What are the advantages of this approach?

  • The community researchers themselves were all microcredit loan recipients. They were able to give us early insight into the landscape of credit and poverty within the village. They participated in shaping and revising our research goals to better answer our questions about microcredit, as well as transforming the strategies we employed to accomplish them.
  • As community members, they understood the best ways to conduct the work within the cultural context of rural Bangladesh. They understood what the best times to approach people were, how to make each interview session as comfortable for respondents as possible, how to best navigate the complexities of rural Bangladeshi household and gender power dynamics, and how to ask probing questions without crossing sensitive lines.
  • As community members, they understood the best ways to conduct the work within the cultural context of rural Bangladesh. They understood what the best times to approach people were, how to make each interview session as comfortable for respondents as possible, how to best navigate the complexities of rural Bangladeshi household and gender power dynamics, and how to ask probing questions without crossing sensitive lines.
  • Respondents were more comfortable speaking with their neighbors than they would be with a researcher from outside. Respondents did not have to explain taken for granted points. They did not have to couch their language or speaking style to be understandable to an outsider.
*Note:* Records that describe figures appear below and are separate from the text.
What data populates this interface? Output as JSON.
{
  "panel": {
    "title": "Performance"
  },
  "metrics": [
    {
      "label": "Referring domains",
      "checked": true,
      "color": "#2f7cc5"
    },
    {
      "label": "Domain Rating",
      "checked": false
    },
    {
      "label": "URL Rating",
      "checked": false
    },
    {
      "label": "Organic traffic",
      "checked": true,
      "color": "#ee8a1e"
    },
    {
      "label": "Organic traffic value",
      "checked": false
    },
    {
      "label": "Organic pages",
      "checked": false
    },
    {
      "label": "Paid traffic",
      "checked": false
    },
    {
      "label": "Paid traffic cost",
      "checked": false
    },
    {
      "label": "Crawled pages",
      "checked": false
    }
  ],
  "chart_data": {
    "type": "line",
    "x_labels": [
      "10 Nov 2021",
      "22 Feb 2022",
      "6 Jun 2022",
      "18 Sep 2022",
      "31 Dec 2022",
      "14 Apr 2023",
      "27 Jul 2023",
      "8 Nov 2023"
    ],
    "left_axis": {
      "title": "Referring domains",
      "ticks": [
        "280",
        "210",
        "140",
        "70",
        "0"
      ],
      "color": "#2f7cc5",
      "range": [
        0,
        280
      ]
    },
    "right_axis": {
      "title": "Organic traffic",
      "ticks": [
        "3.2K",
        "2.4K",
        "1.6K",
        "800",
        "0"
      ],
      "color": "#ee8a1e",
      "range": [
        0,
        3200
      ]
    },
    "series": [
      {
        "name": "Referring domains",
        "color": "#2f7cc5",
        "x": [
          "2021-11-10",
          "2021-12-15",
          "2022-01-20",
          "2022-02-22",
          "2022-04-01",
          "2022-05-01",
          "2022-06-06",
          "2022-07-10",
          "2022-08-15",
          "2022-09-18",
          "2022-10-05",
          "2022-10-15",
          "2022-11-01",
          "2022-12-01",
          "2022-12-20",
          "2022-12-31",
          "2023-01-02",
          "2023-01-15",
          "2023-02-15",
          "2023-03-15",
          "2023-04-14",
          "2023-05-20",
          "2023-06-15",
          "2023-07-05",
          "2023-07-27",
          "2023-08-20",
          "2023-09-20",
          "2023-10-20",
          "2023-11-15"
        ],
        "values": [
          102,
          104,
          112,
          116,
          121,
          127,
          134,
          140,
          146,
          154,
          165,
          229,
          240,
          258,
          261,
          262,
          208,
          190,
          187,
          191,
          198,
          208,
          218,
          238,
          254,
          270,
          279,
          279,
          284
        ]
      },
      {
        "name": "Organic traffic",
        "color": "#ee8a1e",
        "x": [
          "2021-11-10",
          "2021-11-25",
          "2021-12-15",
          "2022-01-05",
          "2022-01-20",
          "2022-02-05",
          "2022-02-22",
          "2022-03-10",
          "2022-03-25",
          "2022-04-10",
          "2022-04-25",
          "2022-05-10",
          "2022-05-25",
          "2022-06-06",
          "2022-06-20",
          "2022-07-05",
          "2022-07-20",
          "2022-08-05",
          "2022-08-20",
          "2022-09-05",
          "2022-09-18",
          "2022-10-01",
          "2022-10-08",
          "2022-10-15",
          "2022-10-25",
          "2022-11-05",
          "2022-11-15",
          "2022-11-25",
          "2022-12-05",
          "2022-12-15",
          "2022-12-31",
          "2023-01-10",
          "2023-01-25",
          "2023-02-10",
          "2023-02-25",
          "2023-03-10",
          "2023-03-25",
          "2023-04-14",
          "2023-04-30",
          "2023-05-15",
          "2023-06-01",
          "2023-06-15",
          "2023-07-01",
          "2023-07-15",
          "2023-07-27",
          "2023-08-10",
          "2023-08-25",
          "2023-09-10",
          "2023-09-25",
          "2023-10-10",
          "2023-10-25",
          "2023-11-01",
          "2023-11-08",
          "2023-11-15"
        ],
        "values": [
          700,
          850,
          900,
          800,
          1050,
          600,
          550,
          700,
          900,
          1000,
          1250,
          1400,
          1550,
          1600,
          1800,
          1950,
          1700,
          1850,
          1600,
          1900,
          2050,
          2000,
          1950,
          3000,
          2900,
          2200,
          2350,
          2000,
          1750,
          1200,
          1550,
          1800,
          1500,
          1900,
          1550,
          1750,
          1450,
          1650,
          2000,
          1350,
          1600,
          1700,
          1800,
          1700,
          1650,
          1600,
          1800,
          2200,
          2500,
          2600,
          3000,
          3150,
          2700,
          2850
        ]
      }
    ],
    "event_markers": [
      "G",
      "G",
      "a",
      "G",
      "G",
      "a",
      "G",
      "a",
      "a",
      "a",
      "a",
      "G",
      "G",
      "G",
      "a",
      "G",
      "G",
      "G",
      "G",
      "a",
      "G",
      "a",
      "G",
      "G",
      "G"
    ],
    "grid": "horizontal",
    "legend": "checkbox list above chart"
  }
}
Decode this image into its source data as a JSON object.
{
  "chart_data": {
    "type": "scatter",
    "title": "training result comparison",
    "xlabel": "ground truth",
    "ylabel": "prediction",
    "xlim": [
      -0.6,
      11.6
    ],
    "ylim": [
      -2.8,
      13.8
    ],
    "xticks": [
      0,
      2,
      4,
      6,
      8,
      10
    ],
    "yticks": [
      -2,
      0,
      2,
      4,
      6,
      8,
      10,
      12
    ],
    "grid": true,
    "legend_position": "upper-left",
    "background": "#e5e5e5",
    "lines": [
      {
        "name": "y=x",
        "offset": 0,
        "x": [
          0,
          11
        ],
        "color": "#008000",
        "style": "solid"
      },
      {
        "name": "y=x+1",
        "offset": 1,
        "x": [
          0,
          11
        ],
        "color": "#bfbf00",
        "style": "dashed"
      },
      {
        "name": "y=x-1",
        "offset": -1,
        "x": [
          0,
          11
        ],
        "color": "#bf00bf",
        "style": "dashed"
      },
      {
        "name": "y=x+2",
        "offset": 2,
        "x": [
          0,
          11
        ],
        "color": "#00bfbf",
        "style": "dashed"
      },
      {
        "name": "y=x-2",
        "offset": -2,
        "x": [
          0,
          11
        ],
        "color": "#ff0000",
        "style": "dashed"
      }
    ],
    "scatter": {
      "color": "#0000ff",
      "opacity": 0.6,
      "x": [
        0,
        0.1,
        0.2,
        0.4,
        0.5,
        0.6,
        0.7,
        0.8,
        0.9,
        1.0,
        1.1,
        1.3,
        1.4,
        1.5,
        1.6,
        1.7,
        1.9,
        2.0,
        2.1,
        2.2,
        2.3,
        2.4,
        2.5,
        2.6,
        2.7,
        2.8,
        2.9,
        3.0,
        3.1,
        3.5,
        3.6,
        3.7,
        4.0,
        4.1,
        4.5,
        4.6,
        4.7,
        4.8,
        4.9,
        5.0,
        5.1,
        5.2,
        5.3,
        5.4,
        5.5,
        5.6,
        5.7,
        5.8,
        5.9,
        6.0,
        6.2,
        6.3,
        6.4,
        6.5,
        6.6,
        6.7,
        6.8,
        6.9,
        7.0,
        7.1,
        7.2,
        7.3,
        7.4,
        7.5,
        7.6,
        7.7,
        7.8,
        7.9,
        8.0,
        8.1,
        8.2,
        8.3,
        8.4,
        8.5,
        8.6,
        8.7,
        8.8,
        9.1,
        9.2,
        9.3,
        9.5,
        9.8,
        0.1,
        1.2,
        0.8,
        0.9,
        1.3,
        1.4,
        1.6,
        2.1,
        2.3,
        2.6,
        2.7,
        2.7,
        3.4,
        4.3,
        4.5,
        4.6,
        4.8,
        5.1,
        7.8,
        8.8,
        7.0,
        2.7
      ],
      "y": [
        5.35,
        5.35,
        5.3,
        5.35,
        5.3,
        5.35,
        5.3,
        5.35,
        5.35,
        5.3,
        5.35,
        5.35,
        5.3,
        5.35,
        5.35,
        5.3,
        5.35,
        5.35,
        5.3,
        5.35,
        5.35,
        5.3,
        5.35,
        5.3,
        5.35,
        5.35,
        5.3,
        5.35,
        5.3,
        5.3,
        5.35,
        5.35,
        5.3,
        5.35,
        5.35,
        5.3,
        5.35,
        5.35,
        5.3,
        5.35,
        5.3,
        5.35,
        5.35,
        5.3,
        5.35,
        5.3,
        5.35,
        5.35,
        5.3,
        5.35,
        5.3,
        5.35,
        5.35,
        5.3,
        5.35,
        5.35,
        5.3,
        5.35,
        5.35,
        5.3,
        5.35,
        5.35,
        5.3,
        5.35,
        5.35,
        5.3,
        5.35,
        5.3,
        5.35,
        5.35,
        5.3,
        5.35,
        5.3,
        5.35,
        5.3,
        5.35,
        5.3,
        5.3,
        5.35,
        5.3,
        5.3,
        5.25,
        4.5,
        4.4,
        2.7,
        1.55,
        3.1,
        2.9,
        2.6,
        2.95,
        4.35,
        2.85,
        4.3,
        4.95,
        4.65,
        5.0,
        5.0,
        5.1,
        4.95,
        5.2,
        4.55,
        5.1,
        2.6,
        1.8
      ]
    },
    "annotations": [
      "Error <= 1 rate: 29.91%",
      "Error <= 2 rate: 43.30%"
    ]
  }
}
Further, the semi and unstructured interview strategy allowed the respondents to direct the conversation, steering discussions to what they wished to talk about.
  • Community researchers were better situated to explain and help us interpret stories and experiences as they were shared. They did this by recording audio field notes after every interview and by sharing their stories in daily debriefing sessions.
  • Community researchers were able to elicit different kinds of responses and stories than those we could have gathered on our own. The stories shared by respondents were of a remarkably different kind than those that could or would have been shared with outside researchers. As such, the interviews collected by our fieldworkers contain different kinds of insights, stories, and critiques that shed a new light on microcredit in rural Bangladesh.
  • Community researchers knew their community and therefore knew what questions to ask. They knew their respondents and were able to ask about specific incidents from their lives and histories. They could seek targeted information about their families and livelihoods. They knew the intimate details of cultural, agricultural, and political processes in the village. They were able to ask questions that pertained directly to local practices and histories.